Purpose: The primary end-points were complete pathological response and local control. Secondary end-points were survivals, anal sphincter preservation, and toxicity profile.
Methods: Patients with T3/T4 and or N+ rectal cancer (n = 65) were treated with preoperative concomitant boost radiotherapy (55 Gy/25 fractions) associated to concurrent chemotherapy with oral capecitabine.

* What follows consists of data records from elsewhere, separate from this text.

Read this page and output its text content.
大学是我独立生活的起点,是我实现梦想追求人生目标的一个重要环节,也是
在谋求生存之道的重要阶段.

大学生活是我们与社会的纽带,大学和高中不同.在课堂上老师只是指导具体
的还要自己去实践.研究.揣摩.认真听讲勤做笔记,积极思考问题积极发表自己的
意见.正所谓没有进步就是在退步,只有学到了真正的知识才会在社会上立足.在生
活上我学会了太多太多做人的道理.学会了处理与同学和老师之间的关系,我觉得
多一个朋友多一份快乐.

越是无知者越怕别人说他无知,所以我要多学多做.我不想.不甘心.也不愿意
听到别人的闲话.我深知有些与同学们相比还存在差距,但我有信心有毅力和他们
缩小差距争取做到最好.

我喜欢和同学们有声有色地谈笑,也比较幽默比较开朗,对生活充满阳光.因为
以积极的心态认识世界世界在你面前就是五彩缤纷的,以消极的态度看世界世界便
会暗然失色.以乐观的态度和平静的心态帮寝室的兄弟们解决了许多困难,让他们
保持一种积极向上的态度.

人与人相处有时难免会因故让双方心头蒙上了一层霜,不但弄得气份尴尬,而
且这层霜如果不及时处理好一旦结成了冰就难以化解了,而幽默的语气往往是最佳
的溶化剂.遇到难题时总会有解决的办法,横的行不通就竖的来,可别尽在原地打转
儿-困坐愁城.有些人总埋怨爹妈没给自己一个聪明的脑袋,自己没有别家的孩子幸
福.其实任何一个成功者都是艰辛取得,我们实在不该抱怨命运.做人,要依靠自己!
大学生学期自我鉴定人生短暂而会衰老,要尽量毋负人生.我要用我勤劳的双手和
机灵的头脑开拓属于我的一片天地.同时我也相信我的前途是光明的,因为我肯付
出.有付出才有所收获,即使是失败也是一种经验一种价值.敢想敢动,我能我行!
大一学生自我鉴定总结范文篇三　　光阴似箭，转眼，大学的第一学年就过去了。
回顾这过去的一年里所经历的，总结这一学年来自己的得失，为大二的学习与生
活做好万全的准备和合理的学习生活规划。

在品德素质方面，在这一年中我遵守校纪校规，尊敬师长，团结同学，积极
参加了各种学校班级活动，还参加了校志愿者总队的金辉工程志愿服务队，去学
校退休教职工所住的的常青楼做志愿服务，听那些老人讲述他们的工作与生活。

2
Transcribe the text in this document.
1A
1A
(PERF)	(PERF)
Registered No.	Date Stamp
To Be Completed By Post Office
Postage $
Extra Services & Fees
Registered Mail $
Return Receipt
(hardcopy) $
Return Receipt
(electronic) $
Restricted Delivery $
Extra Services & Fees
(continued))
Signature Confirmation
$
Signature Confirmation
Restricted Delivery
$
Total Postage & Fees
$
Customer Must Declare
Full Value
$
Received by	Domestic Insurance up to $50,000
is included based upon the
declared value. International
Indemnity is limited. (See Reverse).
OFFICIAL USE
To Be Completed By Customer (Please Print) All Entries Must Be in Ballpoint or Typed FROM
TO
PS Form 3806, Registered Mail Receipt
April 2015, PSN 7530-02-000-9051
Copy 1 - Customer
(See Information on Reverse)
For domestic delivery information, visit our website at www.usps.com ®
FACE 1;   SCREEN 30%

Results: All patients completed the programmed treatment. The complete pathological response was achieved by 17 % of the patients. Anal sphincter preservation surgery was possible for 86 % of the patients with low rectal cancer (≤ 5 cm from the anal verge). The T-stage and N-stage downstaging were achieved by 40 and 58 % of the patients, respectively. Circumferential radial margin was involved (close/positive) in eight patients. After a median follow-up of 26 months, local and distant recurrence occurred in two and 11 patients, respectively. The 3-year overall survival and disease-free survival were 86.8 and 81 %, respectively. Non-hematological ≥ grade 3 toxicities were observed in 15 % of the patients. On univariate analysis N-downstaging and positive circumferential radial margin were significantly associated with worse overall survival (p = 0.003 and p = 0.023, respectively), disease-free survival (p = 0.001 and p = 0.036, respectively), and metastasis-free survival (MFS) (p = 0.001 and p = 0.038, respectively).On multivariate analysis, the N-downstaging were significantly associated with better overall survival (OS) (p = 0.022).
Conclusions: Our data support the efficacy of preoperative treatment for rectal cancer in terms of local outcomes. Radiation treatment intensification may have a biological rationale; longer follow-up is needed.